Surat Al ‘Ashr merupakan sebuah surat dalam Al Qur’an yang banyak dihafal oleh kaum muslimin karena pendek dan mudah dihafal. Namun sayangnya, sangat sedikit di antara kaum muslimin yang dapat memahaminya. Padahal, meskipun surat ini pendek, akan tetapi memiliki kandungan makna yang sangat dalam. Sampai-sampai Imam Asy Syafi’i rahimahullah berkata,
لَوْ تَدَبَّرَ النَّاسُ هَذِهِ السُّوْرَةَ لَوَسَعَتْهُمْ
”Seandainya setiap manusia merenungkan surat ini, niscaya hal itu akan mencukupi untuk mereka.” [Tafsir Ibnu Katsir 8/499].
Syaikh Muhammad bin Sholih Al ‘Utsaimin rahimahullah berkata, ”Maksud perkataan Imam Syafi’i adalah surat ini telah cukup bagi manusia untuk mendorong mereka agar memegang teguh agama Allah dengan beriman, beramal sholih, berdakwah kepada Allah, dan bersabar atas semua itu. Beliau tidak bermaksud bahwa manusia cukup merenungkan surat ini tanpa mengamalkan seluruh syari’at. Karena seorang yang berakal apabila mendengar atau membaca surat ini, maka ia pasti akan berusaha untuk membebaskan dirinya dari kerugian dengan cara menghiasi diri dengan empat kriteria yang tersebut dalam surat ini, yaitu beriman, beramal shalih, saling menasehati agar menegakkan kebenaran (berdakwah) dan saling menasehati agar bersabar” [Syarh Tsalatsatul Ushul].

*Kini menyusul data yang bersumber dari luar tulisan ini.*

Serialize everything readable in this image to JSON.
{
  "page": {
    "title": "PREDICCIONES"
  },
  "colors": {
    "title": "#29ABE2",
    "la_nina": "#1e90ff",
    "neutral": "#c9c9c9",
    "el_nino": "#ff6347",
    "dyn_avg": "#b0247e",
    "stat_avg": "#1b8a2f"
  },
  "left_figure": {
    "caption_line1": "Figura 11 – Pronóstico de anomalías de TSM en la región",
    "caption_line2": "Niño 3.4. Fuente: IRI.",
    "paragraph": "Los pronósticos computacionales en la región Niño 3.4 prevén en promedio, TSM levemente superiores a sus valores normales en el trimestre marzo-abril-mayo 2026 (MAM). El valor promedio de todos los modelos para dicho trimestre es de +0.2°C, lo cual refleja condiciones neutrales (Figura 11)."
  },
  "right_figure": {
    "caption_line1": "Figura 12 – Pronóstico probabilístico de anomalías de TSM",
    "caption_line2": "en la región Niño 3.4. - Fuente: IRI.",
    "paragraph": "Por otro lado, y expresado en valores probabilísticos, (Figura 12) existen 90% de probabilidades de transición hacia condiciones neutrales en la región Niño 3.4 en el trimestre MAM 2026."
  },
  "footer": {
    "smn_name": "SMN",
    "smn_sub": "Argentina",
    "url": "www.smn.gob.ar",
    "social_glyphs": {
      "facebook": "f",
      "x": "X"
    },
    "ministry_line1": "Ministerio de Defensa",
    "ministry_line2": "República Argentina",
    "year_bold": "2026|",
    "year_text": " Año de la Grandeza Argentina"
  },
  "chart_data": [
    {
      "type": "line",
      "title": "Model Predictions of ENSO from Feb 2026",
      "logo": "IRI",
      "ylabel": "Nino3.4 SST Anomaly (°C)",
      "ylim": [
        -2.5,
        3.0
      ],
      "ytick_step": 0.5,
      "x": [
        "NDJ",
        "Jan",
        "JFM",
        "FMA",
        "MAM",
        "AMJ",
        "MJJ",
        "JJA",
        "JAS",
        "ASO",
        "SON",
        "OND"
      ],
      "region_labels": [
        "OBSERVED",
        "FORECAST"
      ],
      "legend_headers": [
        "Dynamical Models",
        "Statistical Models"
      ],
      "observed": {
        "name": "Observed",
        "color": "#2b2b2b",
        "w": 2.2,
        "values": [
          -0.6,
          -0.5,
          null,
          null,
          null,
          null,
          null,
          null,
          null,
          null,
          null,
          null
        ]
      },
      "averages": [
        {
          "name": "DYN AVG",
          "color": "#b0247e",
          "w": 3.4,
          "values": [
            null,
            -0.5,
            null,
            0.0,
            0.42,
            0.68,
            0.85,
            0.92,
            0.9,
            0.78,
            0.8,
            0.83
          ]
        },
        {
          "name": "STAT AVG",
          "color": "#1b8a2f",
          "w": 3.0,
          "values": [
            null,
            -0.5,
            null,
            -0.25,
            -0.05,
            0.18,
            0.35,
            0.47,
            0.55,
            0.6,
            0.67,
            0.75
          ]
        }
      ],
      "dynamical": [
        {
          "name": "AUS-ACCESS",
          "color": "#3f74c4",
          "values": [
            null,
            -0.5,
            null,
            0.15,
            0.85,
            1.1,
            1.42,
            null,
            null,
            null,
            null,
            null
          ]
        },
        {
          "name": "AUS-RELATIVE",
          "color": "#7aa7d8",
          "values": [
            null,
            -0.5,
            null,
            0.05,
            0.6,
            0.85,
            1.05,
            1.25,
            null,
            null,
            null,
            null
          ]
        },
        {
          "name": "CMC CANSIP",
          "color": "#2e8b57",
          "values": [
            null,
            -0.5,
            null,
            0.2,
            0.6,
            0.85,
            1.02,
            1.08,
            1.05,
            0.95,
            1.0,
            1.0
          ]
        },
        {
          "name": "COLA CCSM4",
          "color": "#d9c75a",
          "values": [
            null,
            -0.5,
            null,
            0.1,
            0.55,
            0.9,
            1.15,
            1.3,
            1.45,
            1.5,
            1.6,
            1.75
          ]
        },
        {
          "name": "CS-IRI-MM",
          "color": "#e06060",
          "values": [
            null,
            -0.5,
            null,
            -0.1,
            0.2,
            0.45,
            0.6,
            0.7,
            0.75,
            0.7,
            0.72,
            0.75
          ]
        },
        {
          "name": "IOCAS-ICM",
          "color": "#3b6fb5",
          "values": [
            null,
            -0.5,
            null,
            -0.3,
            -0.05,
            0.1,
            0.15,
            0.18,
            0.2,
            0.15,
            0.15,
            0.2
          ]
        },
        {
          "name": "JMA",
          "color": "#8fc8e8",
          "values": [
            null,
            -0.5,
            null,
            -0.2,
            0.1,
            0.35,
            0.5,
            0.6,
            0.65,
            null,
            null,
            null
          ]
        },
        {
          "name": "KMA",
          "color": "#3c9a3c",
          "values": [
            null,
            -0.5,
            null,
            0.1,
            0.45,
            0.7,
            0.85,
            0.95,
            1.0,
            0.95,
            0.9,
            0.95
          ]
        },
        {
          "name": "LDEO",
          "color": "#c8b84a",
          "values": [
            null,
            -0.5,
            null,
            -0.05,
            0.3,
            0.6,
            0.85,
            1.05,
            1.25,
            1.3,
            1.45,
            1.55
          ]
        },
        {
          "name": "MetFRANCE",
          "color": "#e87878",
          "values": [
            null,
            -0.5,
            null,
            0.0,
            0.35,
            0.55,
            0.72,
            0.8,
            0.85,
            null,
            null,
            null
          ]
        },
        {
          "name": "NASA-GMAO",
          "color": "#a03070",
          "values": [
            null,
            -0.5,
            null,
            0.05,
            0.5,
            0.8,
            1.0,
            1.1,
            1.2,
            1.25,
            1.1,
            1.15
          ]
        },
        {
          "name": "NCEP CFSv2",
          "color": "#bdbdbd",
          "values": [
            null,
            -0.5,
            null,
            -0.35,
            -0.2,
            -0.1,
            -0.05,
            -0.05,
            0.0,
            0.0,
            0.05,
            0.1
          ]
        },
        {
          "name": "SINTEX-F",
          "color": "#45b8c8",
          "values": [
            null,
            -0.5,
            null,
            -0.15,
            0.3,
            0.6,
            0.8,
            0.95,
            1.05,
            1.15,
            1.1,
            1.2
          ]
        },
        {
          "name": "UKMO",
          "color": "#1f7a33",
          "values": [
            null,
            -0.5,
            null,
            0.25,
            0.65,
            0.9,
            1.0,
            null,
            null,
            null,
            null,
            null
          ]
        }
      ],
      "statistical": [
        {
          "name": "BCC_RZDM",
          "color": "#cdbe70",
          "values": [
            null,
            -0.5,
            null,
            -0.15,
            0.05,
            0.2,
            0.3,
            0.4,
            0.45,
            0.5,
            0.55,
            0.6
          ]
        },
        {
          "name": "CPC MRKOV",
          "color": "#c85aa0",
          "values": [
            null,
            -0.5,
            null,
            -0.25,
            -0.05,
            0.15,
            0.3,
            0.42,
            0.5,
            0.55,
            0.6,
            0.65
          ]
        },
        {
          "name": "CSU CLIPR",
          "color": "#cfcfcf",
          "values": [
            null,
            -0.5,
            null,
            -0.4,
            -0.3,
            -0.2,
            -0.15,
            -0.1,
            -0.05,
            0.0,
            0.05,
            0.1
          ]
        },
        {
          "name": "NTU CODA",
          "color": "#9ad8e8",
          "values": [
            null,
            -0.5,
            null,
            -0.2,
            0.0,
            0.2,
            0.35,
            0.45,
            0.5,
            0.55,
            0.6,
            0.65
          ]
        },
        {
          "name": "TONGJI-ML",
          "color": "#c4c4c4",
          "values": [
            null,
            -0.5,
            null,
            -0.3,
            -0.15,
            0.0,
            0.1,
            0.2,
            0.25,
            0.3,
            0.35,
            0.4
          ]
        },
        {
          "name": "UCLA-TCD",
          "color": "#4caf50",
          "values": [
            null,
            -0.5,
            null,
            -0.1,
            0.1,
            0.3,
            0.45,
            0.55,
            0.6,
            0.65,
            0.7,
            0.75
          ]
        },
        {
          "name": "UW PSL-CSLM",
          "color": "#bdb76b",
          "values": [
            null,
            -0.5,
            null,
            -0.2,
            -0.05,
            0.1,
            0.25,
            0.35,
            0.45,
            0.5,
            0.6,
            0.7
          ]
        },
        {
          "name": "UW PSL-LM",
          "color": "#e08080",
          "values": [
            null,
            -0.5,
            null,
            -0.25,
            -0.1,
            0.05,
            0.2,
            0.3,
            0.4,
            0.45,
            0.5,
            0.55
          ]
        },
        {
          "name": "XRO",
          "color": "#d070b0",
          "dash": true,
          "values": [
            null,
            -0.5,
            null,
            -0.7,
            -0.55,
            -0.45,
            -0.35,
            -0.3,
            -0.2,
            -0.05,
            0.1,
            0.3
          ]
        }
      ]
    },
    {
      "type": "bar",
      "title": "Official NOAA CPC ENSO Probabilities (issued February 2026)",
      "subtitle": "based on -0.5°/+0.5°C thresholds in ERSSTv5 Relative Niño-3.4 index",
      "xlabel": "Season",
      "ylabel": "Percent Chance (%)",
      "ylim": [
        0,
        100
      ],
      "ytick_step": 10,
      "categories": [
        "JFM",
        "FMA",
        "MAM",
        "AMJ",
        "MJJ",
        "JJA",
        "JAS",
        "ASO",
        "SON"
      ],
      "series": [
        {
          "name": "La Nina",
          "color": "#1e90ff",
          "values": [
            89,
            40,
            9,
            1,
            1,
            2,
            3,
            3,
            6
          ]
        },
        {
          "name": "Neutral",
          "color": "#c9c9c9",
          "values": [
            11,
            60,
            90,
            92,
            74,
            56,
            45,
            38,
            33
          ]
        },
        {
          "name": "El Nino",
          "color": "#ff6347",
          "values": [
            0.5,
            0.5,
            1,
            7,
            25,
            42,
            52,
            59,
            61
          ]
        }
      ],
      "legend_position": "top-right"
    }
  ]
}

Iman yang Dilandasi dengan Ilmu
Dalam surat ini Allah ta’ala menjelaskan bahwa seluruh manusia benar-benar berada dalam kerugian. Kerugian yang dimaksud dalam ayat ini bisa bersifat mutlak, artinya seorang merugi di dunia dan di akhirat, tidak mendapatkan kenikmatan dan berhak untuk dimasukkan ke dalam neraka. Bisa jadi ia hanya mengalami kerugian dari satu sisi saja. Oleh karena itu, dalam surat ini Allah mengeneralisir bahwa kerugian pasti akan dialami oleh manusia kecuali mereka yang memiliki empat kriteria dalam surat tersebut [Taisiir Karimir Rohmaan hal. 934].
Kriteria pertama, yaitu beriman kepada Allah. Dan keimanan ini tidak akan terwujud tanpa ilmu, karena keimanan merupakan cabang dari ilmu dan keimanan tersebut tidak akan sempurna jika tanpa ilmu. Ilmu yang dimaksud adalah ilmu syar’i (ilmu agama). Seorang muslim wajib (fardhu ‘ain) untuk mempelajari setiap ilmu yang dibutuhkan oleh seorang mukallaf dalam berbagai permasalahan agamanya, seperti prinsip keimanan dan syari’at-syari’at Islam, ilmu tentang hal-hal yang wajib dia jauhi berupa hal-hal yang diharamkan, apa yang dia butuhkan dalam mu’amalah, dan lain sebagainya.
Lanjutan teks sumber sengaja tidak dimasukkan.